De circuits de commerce extravertis vers des corridors intra-africains

L'Afrique cherche sa voie vers la prospérité. Chemin faisant, le continent apprend à compter sur ses propres ressources, tout en veillant à sauvegarder son patrimoine écologique et culturel. La prospérité devient ainsi le fruit de la diversité et la valorisation du patrimoine séculaire ! 

A l’instar de l’Union Européenne, qui a germé sur la vision initiale d’une communauté du charbon et d’acier, l’Afrique unifiée a besoin de se construire autour d’une communauté d’énergie (forcément renouvelable) et de commodités (essentiellement agricoles). Avec le pacte  d’intégration régionale, ZLECAf, la Triangulation prend tout son sens en Afrique et pourra servir de moteur d’accélération de la transformation productive, boostant ainsi l’investissement dans des industries locales appuyées par des politiques commerciales facilitant les échanges commerciaux et préparant une liberté totale de circulation des Hommes, des biens et des capitaux. 

A ce propos, Afreximbank donne le bon exemple en offrant en plus des services de financement des opérations commerciales, un accompagnement à l’internationalisation des entreprises africaines en Afrique. Une forme germinale de la Triangulation qui donnera ses fruits dans une prochaine génération. 

Les corridors logistiques concernent aussi les flux d’information. La labellisation de la production “Made in Africa” peut désormais bénéficier de la plateforme PAPS (Pan African Payment Settlement)  développée par l’Afreximbank. Un actif important à la portée de la communauté d’affaires africaines.
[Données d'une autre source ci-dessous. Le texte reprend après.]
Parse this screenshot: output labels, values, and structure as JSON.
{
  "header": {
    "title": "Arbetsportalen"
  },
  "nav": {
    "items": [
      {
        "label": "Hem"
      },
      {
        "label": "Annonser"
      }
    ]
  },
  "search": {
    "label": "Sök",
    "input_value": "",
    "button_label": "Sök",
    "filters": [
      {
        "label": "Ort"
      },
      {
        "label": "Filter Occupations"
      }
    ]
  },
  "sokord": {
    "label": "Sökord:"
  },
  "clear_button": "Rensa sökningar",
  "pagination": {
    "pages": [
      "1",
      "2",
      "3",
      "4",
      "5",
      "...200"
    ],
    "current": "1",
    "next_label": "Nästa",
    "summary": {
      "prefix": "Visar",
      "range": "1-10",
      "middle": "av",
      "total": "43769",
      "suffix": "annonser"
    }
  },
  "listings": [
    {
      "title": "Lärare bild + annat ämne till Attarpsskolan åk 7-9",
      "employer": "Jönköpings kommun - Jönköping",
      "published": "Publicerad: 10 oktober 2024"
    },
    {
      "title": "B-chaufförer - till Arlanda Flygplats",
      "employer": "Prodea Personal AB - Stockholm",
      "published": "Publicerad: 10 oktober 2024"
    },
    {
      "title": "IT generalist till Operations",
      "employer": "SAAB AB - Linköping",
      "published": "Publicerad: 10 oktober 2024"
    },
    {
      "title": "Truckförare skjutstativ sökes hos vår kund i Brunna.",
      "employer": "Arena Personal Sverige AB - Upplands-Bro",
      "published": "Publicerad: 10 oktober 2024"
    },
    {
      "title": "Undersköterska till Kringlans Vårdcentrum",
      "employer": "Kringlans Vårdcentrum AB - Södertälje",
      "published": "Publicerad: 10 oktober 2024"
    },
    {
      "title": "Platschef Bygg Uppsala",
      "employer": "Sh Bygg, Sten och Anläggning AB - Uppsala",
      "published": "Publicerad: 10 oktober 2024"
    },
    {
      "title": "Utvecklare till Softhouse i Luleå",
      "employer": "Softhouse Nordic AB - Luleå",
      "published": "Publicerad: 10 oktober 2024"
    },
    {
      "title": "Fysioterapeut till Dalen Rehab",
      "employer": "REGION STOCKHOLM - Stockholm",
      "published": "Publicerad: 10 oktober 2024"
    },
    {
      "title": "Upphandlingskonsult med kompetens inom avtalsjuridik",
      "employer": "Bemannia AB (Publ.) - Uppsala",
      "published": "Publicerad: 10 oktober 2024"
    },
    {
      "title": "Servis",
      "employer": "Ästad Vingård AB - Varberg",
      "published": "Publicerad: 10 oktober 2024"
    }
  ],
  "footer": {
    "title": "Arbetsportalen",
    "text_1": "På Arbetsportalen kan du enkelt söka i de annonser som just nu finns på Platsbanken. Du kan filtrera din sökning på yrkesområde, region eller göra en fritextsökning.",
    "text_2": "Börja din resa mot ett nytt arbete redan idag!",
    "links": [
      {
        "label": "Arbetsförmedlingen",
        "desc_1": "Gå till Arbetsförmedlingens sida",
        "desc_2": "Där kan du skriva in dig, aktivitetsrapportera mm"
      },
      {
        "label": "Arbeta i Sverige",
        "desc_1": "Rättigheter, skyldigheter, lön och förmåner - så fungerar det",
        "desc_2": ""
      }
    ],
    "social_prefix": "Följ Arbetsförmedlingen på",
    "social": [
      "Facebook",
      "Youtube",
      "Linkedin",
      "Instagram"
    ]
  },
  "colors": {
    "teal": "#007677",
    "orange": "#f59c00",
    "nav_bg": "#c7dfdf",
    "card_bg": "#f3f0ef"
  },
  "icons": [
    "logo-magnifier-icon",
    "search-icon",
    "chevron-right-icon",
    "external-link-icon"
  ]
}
Afin de sortir de la configuration extravertie de son commerce, héritage de l’époque coloniale, et de se positionner comme une zone économique intégrée et prospère, l’Afrique a besoin d’investir sur une infrastructure transport et logistique intra continentale de qualité, avec des modèles économiques inclusifs et durables. C’est le cas par exemple de la route Transsaharienne qui va bientôt relier Alger et Tunis à Bamako, Niamey, N’Djamena et Lagos. Les questions cruciales qui se posent à ce titre sont comment entretenir cette infrastructure transfrontalière et avec quel modèle de revenus. Chaque pays bénéficiaire exerce son autorité sur son sol et son engagement est donc limité au nombre de km qui sont sur son territoire. Or, il suffit qu’un des pays soit défaillant pour que le corridor se referme, ce qui interpelle à la création d’une autorité sur tout corridor transfrontalier avec une gouvernance globale responsable et partagée. Sachant que la rentabilité de tels projets découle de la multiplication des flux des échanges, y compris triangulaires, avec des pays africains ou non africains, en cherchant à optimiser les circuits et les coûts logistiques, tout en veillant à réduire l’impact sur l’environnement.

Vers un plan énergétique continental vert et inclusif

L'Afrique a besoin de technologie pour bien exploiter son stock inépuisable d'énergie renouvelable qu'elle soit hydroélectrique, solaire, éolienne ou géothermique. Il lui reste à trouver les moyens scientifiques et financiers de construire des plans énergétiques. En règle générale, ces projets à forte intensité de capital se prêtent au partenariat public-privé. Sachant qu’il faudrait encourager les innovations dans ce domaine, et développer des écosystèmes efficaces grâce aux transferts de technologies et coopération technique et scientifique avec les pays les plus développés en la matière. 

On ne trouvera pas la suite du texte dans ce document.